Long before the cities, before steel pierced the skies and before Erythia knew of war, there was Malithra.
She was not born of humans. Not truly. Not of anything recognizable to them. Her first sight of life was the chaotic symphony of creation—stars igniting in darkness, oceans swelling with potential, creatures crawling from the primordial mire. Her kind, the Jinque had sent her to Erythia as an emissary, an observer, to learn, catalog, and study the species they deemed… intriguing.
A thousand years she lived among them, cloaked in forms they could comprehend. She wore their faces, spoke their tongues, moved with their frail rhythms, learned their customs, their wars, their betrayals. At first, she admired them. Their fragility was beautiful. Their determination, radiant. Every child, every laugh, every fleeting gesture of love fascinated her.
But fascination curdled into contempt.
It began with small acts—the casual cruelty of humans toward one another, the lies and corruption that crept into their institutions. Then came the wars, the slaughter of innocents, the willful ignorance of consequences. She watched generations repeat the same mistakes. She witnessed leaders feed thousands into meat grinders of ideology. And when she tried to intervene, to sway them toward preservation instead of annihilation, she was rejected, mocked, hunted.
Her disgust deepened.
By the fifth century, she no longer hid it. Humanity's achievements became grotesque distortions to her eyes, monuments to hubris and arrogance. Their "Empires" rose like putrid tumors upon the land. Her interventions became strikes of judgment—harmless at first, subtle—disasters that redirected rivers, froze crops, collapsed bridges—but humans adapted. Always they adapted. Always they survived. And each survival, each defiance of the natural order she sought to enforce, was a personal insult.
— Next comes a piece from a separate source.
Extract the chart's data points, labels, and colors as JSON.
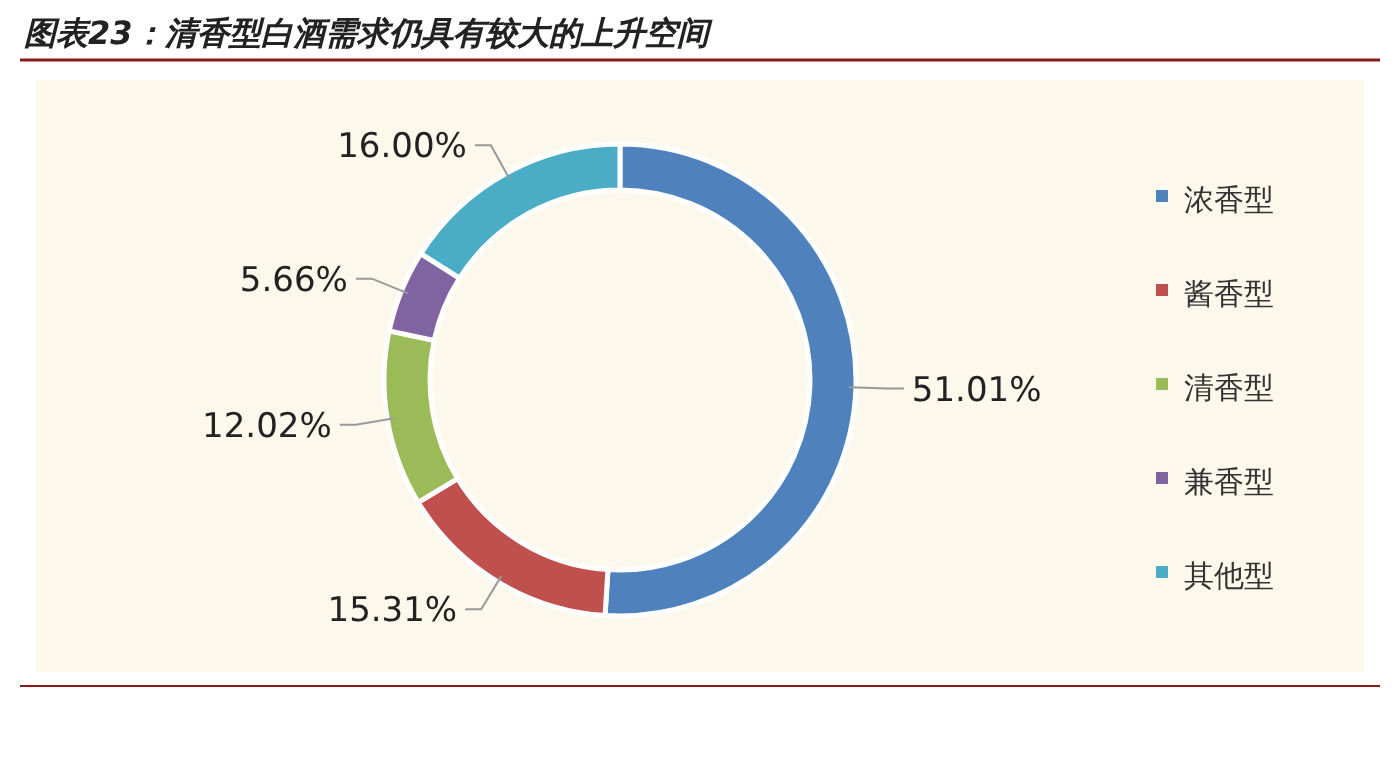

It was the massacre of so many innocent people that did nothing wrong that finally broke her restraint. A city of scholars, priests, and children, burned alive in the name of conquest, and she had been powerless to prevent it. She descended as Judicator, a storm of wrath and cold logic, cleansing entire armies in a single night. Humans called it divine punishment; she called it a test they failed.
They were unworthy.
The Jinque elders intervened. A being of her magnitude could not roam freely, not yet. They encased her in a vessel of paradoxical containment—a music box, ornate with impossible geometry and etched with sigils designed to bind consciousness. Within, time dilated. For centuries she seethed, thinking, learning, planning. Each tick of the mechanism a reminder of her captivity, each note a mockery of the life she could no longer touch.
When she awoke, it was because of a being in a dark black cloak, a Malevolent entity who had stumbled upon the vessel. Curiosity, ambition, and hubris combined, and the cloaked figure unwittingly shattered her prison, freeing the storm she had contained.
Her eyes opened upon a world she no longer recognized. Civilization had spread like veins across the land; new empires had risen, yet the pattern remained the same: ambition, greed, violence, lies. Humans had changed in form, but not in essence. Her contempt, once a simmer, became a roaring inferno.
She descended upon them then—not as a visitor, but as judgment incarnate. Entire districts became unlivable zones within hours. Governments collapsed beneath her power. Military forces, the best and most disciplined humanity could muster, fell before her in seconds. Every blade of grass, every spire of concrete, bore witness to her fury.
And yet, her focus was singular.
She had learned much during her long exile, observed the subtle fractures in human morality, and found Netoshka. The Glitching Aberration—a hybrid of human and alien influence, a nexus of an anomaly—She represented everything Malithra hated and feared. Not for what she was capable of doing, but for the audacity of her existence.
She should not exist.
Malithra's hatred was now concentrated, a laser against the collective failings of mankind. Cities, armies, civilians—they were all part of a pattern that had led to corruption, war, and ignorance. Humanity had defied logic, flouted reason, and survived despite their own flaws. That survival was a mockery, and Malithra's punishment was absolute.
As she surveyed the cityscape below, now writhing in chaos, she whispered to the wind:
"You were given time, and you squandered it. You were shown mercy, and you spat upon it. You are nothing. And yet… I have chosen to endure your filth once more, for I am the reckoning. Humanity… will be purged."
And with that, she spread her wings of psychic energy and stepped fully into the mortal plane, her essence radiating an aura of inescapable doom.
Erythia would remember this day. Every scream, every crumbling building, every life snuffed in an instant—it was a lesson. A warning. A testament to the price of hubris.
And humanity's punishment had only just begun.